Artwohl, the memory expert, said officers treat civilian witnesses differently because officers won’t always be able to find the person again. That usually isn’t true of officers, she said.Unsurprisingly, attorneys for the Dallas Police Association "applauded" Chief Brown's application of an additional layer of paint to the thin blue line. Anything that makes it easier to defend cops who are threatened by people standing motionless is a win for the PD's lawyers.
Defense attorney Mark Bennett flips the scenario to show just how outrageous this policy would be if it was applied to anyone else.
As a result of this incident, the Dallas Police Department changed its policy regarding gang-related shootings. Instead of pressing gang members for statements immediately after shootings, police officers will advise them that they have seventy-two hours to get together and make up a story, and will provide them, during that time, with any video the police can find, so that they can conform their stories to the video.It's a farce, alright. The DPD has just ensured no one will trust the narratives constructed by its officers. And every citizen who's been paying attention will know to hang onto their recordings for at least 72 hours, rather than see it twisted into "evidence" that keeps bad cops employed.

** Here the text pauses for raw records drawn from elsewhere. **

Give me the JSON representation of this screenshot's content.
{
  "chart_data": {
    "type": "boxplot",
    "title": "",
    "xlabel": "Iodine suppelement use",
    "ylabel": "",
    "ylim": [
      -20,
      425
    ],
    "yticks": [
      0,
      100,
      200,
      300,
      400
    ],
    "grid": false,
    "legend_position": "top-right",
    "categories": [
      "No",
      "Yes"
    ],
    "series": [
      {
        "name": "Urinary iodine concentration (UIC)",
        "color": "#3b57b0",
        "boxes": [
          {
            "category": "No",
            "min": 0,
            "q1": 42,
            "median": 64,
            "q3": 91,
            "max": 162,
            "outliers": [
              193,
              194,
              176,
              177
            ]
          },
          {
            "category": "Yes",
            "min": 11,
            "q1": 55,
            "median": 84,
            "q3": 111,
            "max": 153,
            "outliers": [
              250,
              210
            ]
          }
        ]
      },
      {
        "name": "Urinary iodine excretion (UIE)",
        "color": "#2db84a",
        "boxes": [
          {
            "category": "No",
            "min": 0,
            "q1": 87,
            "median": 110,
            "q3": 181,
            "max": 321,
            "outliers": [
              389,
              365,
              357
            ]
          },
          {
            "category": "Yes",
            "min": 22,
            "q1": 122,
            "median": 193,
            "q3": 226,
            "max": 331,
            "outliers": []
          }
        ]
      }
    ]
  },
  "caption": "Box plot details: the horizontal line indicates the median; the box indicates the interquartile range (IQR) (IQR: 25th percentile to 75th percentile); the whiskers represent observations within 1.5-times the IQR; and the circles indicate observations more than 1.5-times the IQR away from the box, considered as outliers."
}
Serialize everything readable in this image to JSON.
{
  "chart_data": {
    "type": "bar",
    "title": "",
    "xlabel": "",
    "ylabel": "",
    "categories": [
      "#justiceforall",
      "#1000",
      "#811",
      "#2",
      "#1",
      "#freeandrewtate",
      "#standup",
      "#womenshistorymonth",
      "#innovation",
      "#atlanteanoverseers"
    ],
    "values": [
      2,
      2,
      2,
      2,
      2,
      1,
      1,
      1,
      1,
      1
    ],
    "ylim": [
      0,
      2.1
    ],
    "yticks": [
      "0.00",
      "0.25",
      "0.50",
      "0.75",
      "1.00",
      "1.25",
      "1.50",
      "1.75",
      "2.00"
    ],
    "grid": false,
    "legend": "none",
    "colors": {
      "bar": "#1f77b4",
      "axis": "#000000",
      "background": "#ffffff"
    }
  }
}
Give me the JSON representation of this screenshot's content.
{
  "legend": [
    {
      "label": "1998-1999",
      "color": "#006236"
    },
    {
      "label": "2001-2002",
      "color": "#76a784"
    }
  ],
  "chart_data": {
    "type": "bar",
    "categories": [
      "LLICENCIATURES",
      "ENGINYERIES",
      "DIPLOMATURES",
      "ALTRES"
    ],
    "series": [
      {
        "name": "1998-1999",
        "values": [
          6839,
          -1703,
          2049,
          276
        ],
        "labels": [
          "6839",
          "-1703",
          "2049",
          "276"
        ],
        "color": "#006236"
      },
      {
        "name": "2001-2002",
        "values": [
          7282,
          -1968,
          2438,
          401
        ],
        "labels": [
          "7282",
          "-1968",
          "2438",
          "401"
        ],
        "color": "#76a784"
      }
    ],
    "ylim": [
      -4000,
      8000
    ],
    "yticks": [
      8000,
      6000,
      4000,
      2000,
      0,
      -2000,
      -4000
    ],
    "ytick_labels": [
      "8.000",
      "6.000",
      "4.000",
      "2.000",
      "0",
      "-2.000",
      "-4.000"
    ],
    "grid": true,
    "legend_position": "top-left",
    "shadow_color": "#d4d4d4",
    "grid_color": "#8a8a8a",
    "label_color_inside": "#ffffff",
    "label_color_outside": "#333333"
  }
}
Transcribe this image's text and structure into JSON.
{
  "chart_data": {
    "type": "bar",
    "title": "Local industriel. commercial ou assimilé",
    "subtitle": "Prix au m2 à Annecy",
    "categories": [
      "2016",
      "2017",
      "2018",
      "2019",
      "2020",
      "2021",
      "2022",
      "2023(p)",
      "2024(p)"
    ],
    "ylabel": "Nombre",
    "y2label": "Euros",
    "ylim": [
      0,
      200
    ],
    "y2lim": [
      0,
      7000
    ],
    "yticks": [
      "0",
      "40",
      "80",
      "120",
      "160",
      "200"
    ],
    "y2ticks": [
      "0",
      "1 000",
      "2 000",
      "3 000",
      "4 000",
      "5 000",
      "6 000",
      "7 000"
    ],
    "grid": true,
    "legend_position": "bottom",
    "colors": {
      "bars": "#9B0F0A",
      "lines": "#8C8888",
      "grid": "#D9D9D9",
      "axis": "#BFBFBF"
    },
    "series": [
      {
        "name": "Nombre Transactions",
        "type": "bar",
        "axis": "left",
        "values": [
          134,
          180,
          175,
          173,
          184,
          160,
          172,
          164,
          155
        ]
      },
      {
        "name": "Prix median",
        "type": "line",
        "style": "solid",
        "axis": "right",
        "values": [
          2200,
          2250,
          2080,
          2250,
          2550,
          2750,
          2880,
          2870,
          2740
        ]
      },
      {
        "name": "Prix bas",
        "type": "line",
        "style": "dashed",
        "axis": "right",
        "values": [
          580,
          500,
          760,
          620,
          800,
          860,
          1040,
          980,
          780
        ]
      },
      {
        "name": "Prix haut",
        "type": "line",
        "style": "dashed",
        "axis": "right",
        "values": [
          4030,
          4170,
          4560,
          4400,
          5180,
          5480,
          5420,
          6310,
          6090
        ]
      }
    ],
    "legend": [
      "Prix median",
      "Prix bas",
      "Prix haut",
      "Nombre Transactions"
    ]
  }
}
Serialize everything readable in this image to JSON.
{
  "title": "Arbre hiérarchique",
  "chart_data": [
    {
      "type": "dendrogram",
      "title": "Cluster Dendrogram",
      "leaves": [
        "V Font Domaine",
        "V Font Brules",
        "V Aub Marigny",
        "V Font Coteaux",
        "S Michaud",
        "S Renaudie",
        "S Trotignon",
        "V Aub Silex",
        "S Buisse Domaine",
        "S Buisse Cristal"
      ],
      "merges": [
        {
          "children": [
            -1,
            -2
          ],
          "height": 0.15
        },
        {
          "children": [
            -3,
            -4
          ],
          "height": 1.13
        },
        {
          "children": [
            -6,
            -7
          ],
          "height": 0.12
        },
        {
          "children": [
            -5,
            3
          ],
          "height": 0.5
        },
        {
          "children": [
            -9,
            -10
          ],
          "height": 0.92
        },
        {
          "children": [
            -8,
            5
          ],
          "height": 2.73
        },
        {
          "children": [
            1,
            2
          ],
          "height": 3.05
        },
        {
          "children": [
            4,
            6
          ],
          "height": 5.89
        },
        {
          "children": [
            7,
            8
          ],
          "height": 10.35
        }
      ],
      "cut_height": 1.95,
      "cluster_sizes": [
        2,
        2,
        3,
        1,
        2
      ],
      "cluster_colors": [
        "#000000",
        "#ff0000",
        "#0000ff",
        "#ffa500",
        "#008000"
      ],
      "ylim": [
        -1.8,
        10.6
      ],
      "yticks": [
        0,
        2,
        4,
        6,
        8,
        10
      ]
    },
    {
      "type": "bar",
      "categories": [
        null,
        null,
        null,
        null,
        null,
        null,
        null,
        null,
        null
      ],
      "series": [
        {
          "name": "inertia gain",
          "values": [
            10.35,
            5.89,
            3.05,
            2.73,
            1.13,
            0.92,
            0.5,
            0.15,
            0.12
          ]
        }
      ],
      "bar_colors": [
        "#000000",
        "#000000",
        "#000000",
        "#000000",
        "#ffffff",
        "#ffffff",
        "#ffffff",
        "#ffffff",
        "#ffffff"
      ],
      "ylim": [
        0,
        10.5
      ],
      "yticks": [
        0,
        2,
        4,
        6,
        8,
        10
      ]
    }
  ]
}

It makes no sense, does it, that police policy should not just permit but encourage members of a criminal street gang who witness a gang-related shooting to take three days to talk to each other and their lawyers and review the facts that are beyond dispute before making a statement?
It makes sense only if the police want the perpetrators of such shootings to walk free. The idea would be farcical if the criminal street gang were anything other than the police.